An outstanding result; great example of how we work with partners here & abroad to protect the UK https://t.co/KJAYwCuCuH— Lynne Owens (@NCA_LynneOwens) 6 November 2017
The gang provided Albanian migrants with fake Greek and Cypriot passports in an attempt to get them into the UK.
Twenty Face Prosecution
Seven Greeks and 13 Albanians were arrested and all will be prosecuted in the Greek courts.
"This organized criminal network may have been based in Greece but it was directly targeting the UK," said NCA deputy director Tom Dowdall.
"Our officers were able to work on that UK link and share crucial pieces of information with their Greek partners leading to these arrests. We will continue to support them as the investigation continues," he added.
"This operation demonstrates how we often have to work away from our own shores to protect the UK border, and take on the organised criminals involved in people smuggling at source," Mr.

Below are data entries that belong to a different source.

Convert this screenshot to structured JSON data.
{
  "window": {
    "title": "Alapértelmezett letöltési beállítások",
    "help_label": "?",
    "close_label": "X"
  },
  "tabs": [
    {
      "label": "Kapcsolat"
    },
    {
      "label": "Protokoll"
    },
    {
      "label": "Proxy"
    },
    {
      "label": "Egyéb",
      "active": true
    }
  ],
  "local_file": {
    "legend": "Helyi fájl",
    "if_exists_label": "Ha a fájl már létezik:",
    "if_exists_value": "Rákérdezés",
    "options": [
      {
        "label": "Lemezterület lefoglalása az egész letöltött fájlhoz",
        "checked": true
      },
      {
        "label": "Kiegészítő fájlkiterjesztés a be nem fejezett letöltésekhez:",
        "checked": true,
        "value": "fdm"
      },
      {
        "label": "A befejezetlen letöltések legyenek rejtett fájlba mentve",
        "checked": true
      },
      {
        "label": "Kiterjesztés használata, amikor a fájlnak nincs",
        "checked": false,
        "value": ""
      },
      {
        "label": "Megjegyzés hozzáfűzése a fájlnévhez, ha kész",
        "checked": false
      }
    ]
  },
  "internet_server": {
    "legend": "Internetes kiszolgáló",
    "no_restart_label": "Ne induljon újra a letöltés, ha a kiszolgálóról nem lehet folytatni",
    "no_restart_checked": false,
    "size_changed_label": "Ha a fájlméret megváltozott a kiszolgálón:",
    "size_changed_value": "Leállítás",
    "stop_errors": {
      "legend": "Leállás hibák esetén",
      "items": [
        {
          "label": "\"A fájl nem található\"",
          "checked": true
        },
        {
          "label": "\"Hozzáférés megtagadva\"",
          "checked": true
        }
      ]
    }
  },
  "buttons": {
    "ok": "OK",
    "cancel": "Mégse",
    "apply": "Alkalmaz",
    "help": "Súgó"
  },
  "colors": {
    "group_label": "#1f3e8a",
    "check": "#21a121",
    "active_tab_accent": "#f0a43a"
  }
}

Dowdall added.
The gang promised a "guaranteed service" and offered multiple entry attempts if they were rejected on the first attempt.
The NCA launched Project Invigor, which provided intelligence, via Europol, to Greek police as they investigated the source of the bogus passports and travel documents.
On October 31 and November 1, Greek police raised several addresses in Athens, arrested 20 people and closed down four suspected document-forging laboratories where fake documents were being manufactured.
Hundreds of passports and identity cards were seized along with 55,000 euros (US$67,000) and a gun.
The gang also suspected fake documents to Albanians who were already in the UK to enable them to obtain work while posing as Greek, Cypriot or Bosnian nationals.
Migrants From Albania
Albania is not a member of the European Union and Albanian nationals are not allowed to live or work in EU member states, although tens of thousands live a precarious existence in the black economies of both Greece and Italy.
In the late 1990s some Albanians posed as Kosovan refugees escaping the civil war there in order to get into Britain.
The migrants were trying to pass themselves off as Greek or Cypriot nationals living in Britain but returning from holidays in other EU countries.
The Albanians would board budget airline flights to Manchester, Liverpool, Newcastle and Edinburgh and had paid the traffickers around £4,000 (US$5,250) each for the fake documents.